Parenthesis

Chris Nicholson-Sauls ibisbasenji at gmail.com
Sat Dec 23 09:24:42 PST 2006


Steve Horne wrote:
> On Fri, 22 Dec 2006 15:49:22 -0600, Chris Nicholson-Sauls
> <ibisbasenji at gmail.com> wrote:
> 
>> Personally, I almost always write in the braces.  It just makes things so much simpler if 
>> I later need to go back and expand that statement body, or want to add debugging/temporary 
>> output or checks of some kind.
> 
> To me, redundant braces are extra clutter, making it harder to read
> the code. I used to always use them in the past, back when I was more
> Pascal-family-influenced than now, but over time I just got irritated
> with them. And leaving them out has never caused a problem.
> 
> The basic rule is that if I only drop the braces if the whole block
> statement is on a single line - a useful way to tidy up code, and
> something that can be done similarly in Pascal, but not really
> Modula-2 or Ada due to begin/end issues.
> 
> Of course the amount of clutter we're talking about from braces is a
> trivial issue. Just like adding in the braces when they are needed is
> a trivial issue.
> 
> Not that anything above should influence anyone one way or the other.
> The point is that both views are equally valid.

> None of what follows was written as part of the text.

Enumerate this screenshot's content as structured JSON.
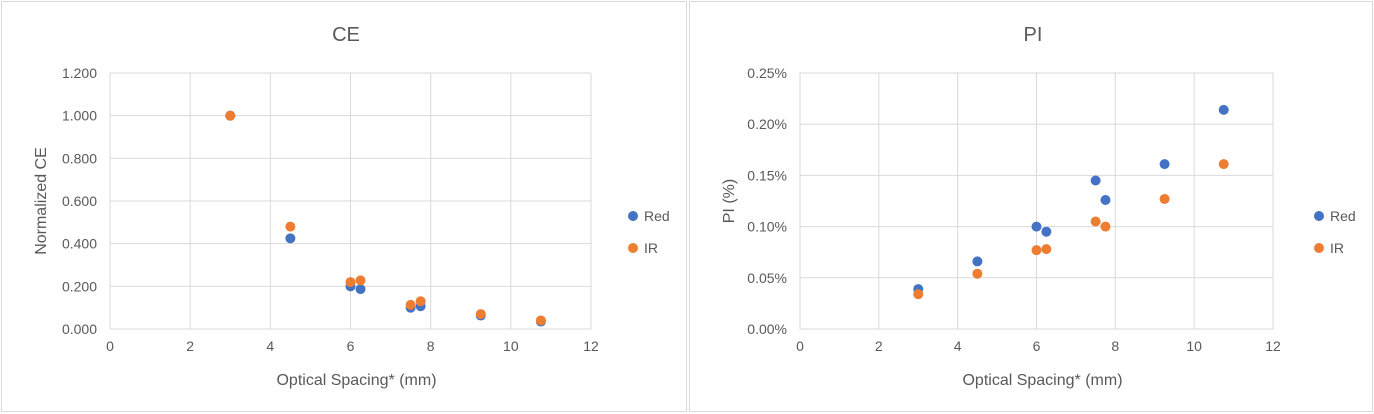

There never will be a
> definitive right way.
> 

I can understand.  One of the few occasions where I leave them out is with things like:
# if (x) doThis();
# else   doAnother();

Particularly if debugging output or such doesn't make any sense in there.

And also like:
# foreach (i, inout x; arr) x = foo(i);

If any sensible debug output would typically come after the for*each anyway.